Importa, pois, conhecer do pedido reconvencional deduzido (cfr. Abrantes Geraldes, Recursos em Processo Civil, 7.ª ed., 2022, p. 389), sendo certo que as partes foram, previamente, ouvidas.
Vejamos então.
O 10.º R. alegou ter despendido no prédio objecto do direito de preferência as seguintes verbas, de que pretende ser reembolsado:
- com a escritura de compra e venda e registo, € 545,06;
- com IMT, € 3.250,00;
- com Imposto de Selo, € 520,00;
- com a desmatação, limpeza e melhoramentos no prédio, € 8.727,00, sem IVA incluído.

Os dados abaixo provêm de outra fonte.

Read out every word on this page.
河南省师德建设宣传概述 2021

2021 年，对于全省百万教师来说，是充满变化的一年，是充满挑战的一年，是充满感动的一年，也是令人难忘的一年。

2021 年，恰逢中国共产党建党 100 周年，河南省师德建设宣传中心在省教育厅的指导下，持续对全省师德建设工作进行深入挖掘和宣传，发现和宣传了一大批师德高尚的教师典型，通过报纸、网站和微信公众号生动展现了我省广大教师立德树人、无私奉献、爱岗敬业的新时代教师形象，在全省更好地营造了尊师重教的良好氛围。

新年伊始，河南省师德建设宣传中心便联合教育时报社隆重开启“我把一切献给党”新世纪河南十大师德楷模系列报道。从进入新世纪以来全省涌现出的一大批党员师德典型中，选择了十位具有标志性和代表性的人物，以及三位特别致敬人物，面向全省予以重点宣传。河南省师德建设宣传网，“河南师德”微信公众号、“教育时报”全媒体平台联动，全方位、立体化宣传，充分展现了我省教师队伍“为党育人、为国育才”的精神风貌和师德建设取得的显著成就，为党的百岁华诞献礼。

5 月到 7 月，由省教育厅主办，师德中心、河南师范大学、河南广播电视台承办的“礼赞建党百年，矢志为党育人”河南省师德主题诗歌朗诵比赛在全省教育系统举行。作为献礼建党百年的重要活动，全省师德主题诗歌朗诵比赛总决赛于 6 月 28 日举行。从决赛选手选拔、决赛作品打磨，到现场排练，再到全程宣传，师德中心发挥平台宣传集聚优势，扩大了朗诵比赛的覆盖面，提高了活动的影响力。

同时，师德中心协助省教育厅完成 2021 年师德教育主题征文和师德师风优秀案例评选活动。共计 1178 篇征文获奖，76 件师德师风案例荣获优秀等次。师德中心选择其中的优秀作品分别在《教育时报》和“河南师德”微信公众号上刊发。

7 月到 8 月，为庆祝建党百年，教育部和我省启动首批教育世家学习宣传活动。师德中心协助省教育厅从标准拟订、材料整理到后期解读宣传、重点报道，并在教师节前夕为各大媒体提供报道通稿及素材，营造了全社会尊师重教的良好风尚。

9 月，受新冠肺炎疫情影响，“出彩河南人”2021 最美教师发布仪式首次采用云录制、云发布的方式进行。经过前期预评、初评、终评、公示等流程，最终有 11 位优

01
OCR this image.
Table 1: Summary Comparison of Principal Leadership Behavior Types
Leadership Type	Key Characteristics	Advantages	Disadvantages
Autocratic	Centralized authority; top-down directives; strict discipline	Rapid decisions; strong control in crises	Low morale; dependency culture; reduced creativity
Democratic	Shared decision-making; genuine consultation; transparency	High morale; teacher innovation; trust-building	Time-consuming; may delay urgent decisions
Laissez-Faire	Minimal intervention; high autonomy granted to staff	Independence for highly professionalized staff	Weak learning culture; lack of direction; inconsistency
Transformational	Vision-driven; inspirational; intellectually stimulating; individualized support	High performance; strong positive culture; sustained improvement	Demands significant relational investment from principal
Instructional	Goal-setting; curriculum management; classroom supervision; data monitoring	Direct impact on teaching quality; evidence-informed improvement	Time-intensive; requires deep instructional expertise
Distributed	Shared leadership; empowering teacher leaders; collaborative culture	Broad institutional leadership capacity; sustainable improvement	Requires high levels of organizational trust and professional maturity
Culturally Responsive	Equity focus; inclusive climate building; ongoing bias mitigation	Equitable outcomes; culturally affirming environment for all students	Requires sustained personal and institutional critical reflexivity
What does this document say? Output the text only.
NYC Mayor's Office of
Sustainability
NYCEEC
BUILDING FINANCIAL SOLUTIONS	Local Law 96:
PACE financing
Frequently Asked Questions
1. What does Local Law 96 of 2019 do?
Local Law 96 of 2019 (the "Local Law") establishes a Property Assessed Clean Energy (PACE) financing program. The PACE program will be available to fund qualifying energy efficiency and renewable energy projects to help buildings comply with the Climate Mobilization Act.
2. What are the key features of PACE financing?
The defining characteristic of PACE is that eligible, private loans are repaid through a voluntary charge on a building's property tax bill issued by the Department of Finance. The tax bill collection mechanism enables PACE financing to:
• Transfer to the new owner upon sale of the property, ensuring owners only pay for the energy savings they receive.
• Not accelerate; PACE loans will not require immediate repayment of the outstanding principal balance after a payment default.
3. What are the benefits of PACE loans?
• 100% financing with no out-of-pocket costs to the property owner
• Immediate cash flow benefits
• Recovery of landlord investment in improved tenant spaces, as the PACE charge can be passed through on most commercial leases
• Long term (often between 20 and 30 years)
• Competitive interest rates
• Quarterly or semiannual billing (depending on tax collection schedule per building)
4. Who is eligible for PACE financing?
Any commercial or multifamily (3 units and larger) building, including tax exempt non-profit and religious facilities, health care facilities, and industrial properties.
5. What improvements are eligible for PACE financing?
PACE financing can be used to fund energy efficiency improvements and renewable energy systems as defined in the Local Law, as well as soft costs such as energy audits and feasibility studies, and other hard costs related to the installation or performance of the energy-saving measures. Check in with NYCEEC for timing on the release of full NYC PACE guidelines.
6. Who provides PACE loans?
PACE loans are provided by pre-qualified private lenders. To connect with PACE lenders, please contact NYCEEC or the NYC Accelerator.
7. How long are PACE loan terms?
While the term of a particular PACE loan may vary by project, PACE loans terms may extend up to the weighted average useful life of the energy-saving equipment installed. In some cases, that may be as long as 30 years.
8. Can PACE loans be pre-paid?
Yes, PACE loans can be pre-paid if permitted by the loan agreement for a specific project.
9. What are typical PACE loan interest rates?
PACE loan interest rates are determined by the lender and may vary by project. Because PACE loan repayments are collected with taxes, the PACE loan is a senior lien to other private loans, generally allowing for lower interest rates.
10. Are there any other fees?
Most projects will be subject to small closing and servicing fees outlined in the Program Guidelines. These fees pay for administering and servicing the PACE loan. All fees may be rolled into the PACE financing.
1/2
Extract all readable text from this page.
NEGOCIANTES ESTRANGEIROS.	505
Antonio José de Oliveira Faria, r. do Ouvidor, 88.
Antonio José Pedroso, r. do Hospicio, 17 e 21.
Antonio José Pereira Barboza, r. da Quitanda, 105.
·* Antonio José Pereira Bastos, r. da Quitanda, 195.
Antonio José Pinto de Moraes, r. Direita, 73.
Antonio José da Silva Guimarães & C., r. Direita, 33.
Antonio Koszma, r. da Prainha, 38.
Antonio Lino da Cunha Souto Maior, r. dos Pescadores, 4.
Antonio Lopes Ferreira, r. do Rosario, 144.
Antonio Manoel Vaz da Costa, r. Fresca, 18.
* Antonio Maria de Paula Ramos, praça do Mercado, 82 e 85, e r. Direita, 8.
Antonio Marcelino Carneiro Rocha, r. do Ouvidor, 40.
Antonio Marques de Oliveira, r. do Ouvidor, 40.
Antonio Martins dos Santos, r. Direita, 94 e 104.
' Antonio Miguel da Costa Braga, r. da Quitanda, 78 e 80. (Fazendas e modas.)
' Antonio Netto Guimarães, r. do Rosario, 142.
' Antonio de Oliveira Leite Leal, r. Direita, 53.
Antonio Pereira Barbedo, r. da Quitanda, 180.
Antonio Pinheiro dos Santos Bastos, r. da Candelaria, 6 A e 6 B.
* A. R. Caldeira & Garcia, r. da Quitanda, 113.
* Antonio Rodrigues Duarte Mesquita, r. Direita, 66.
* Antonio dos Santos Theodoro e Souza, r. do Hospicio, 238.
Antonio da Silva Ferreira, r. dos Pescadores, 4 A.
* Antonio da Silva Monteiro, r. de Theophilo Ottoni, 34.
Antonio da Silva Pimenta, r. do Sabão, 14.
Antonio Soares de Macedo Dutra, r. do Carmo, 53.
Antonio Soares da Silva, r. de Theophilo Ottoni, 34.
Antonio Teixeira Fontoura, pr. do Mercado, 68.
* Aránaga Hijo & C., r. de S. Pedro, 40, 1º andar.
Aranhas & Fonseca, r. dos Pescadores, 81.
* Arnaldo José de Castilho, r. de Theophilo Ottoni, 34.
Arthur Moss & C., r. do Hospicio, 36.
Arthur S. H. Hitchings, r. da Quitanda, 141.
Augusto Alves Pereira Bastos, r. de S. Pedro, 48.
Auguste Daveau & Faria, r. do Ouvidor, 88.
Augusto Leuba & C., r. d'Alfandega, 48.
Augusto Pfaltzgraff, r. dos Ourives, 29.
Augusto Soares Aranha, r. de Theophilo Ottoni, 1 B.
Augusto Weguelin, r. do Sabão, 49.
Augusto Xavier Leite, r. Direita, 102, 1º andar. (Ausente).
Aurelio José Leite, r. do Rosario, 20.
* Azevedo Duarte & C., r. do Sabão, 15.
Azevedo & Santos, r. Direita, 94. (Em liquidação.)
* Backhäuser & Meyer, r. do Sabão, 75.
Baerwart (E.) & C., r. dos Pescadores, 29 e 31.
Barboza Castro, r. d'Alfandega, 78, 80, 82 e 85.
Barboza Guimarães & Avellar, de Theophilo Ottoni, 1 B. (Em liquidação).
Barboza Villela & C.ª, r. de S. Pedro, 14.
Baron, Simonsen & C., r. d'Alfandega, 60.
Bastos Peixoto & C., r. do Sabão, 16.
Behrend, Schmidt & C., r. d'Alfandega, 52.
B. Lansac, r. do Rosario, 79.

Defendeu o R. que o dever de depósito o preço previsto no art. 1410.º, n.º 1 do CC, abarca não só o valor da transação (o preço), como as restantes despesas inerentes ao contrato, designadamente o valor da escritura, IMT, IS, registo, e ainda, o valor das benfeitorias levadas a cabo pelo adquirente sobre o prédio, na medida em que das mesmas o preferente irá beneficiar, evitando-se desta forma o seu enriquecimento indevido.
Alegou, ainda, que as benfeitorias por si realizadas melhoraram o terreno e aumentaram o seu valor e são impossíveis de ser levantadas sem detrimento da coisa (arts. 216.º e 1273.º do CC).
Fundou o pedido reconvencional no instituto do enriquecimento sem causa (o que reiterou nas 4.ª, 5.ª, 6.ª e 9.ª conclusões das alegações do recurso de apelação em separado que interpôs da decisão que julgou manifestamente improcedente o seu pedido reconvencional – apenso A).
De relevante sobre esta matéria, provou-se que:
«32. O Ré despendeu com a aquisição do prédio identificado em 2): i) € 545,06, referente à escritura pública de compra e venda; ii) € 3250,00, referente a IMT; iii) € 8727,00, referente a imposto de selo.
Note-se que a referência ao valor de € 8727,00 será, certamente, imputável a lapso, já que o Reconvinte alegou e comprovou – doc. n.º 29 junto com a contestação - que o valor do imposto de selo ascendeu a € 520,00, sendo o valor de € 8727,00 o por si alegado quanto a benfeitorias.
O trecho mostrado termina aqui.